To slow the spread of crypto scams in Africa, Binance and other players are organizing educational programs to help Africans understand crypto, protect their crypto and avoid crypto scams. Binance this year sponsored a 400-person program in Nigeria to educate students at the Federal University of Technology Minna. Binance claims to have educated over 541,000 Africans about cryptocurrency.
The most significant impediment to bitcoin adoption in many parts of North Africa is the existence of strict regulations restricting the use of the cryptocurrency, while preventing other banks from dealing with crypto firms. According to a 2021 study by the Law Library of Congress, all use of private cryptocurrencies is banned in Egypt, Tunisia and Algeria.

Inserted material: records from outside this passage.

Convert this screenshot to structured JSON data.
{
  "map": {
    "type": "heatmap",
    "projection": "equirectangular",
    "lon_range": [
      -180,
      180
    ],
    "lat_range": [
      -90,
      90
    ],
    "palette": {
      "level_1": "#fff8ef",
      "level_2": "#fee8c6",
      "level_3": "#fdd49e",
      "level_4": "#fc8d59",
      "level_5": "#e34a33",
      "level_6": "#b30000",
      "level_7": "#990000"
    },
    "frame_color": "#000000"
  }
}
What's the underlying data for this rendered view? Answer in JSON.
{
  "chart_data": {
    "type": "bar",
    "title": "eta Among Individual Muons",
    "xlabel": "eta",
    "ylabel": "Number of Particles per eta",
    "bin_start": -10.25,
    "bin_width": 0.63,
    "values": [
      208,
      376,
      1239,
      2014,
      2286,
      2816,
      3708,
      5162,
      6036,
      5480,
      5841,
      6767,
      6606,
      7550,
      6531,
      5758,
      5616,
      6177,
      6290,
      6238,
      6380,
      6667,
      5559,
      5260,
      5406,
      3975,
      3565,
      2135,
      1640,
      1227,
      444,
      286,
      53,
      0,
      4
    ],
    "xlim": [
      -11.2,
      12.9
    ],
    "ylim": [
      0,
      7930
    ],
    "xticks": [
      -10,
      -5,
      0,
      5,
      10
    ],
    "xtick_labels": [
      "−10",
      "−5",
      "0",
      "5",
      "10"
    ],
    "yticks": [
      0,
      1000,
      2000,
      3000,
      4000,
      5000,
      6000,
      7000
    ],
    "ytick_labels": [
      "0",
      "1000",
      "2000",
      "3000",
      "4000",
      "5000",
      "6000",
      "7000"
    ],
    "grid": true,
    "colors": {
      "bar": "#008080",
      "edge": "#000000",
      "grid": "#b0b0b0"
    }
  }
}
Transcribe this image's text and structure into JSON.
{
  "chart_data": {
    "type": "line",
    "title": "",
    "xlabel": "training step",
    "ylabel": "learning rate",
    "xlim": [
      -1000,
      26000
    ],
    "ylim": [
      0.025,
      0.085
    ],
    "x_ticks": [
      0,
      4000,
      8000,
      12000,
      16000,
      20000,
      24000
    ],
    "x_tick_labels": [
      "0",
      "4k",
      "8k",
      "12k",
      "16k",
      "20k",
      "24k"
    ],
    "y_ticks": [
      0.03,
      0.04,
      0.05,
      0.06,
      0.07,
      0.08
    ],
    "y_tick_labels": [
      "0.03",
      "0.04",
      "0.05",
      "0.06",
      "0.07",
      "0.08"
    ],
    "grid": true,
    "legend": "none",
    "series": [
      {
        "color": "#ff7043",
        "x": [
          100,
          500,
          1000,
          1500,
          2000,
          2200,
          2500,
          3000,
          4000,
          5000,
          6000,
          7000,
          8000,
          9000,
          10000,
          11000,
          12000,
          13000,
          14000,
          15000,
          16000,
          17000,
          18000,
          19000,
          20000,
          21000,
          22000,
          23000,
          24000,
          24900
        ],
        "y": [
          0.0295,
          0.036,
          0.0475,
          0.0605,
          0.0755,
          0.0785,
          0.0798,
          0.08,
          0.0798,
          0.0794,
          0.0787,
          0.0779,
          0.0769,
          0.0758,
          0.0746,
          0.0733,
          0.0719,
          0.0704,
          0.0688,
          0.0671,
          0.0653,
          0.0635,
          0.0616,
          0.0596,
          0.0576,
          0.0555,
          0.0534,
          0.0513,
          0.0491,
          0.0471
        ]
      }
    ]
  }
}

One of the oldest bitcoin companies in Africa, Satoshicentre started crypto education in Botswana in 2014. Satoshicentre hasn’t grown much as the Botswana government has not implemented digital currency regulation, so it has been forced to accelerate crypto adoption through peer-to-peer transactions. With the current legal framework, it is difficult to obtain a license for a crypto exchange in Botswana.
Satoshicentre collaborated with Paxful last year to create a hub for blockchain startup acceleration and innovation. The collaboration aims to educate Motswana about blockchain, support their blockchain startups, and connect them with investors to help them scale up.
For bitcoin to be truly adopted in Africa, the leaders of the crypto community must find a way to educate politicians and other policy makers about bitcoin and its features. As a result, they will no longer fear bitcoin and embrace its potential to facilitate the transfer, storage and security of value. When these policy makers understand and adopt bitcoin, the chances of passing laws and regulations that are friendly to bitcoin increase.
In addition, Bitcoin Playbs in Africa should accelerate blockchain education to help people understand crypto and keep their coins safe. This will slow the spread and impact of cryptocurrency scams while restoring confidence in blockchain projects. It will also accelerate crypto adoption as most blockchain education programs end up orange-pilling their students.
Disclosure: I own bitcoin and other cryptocurrencies.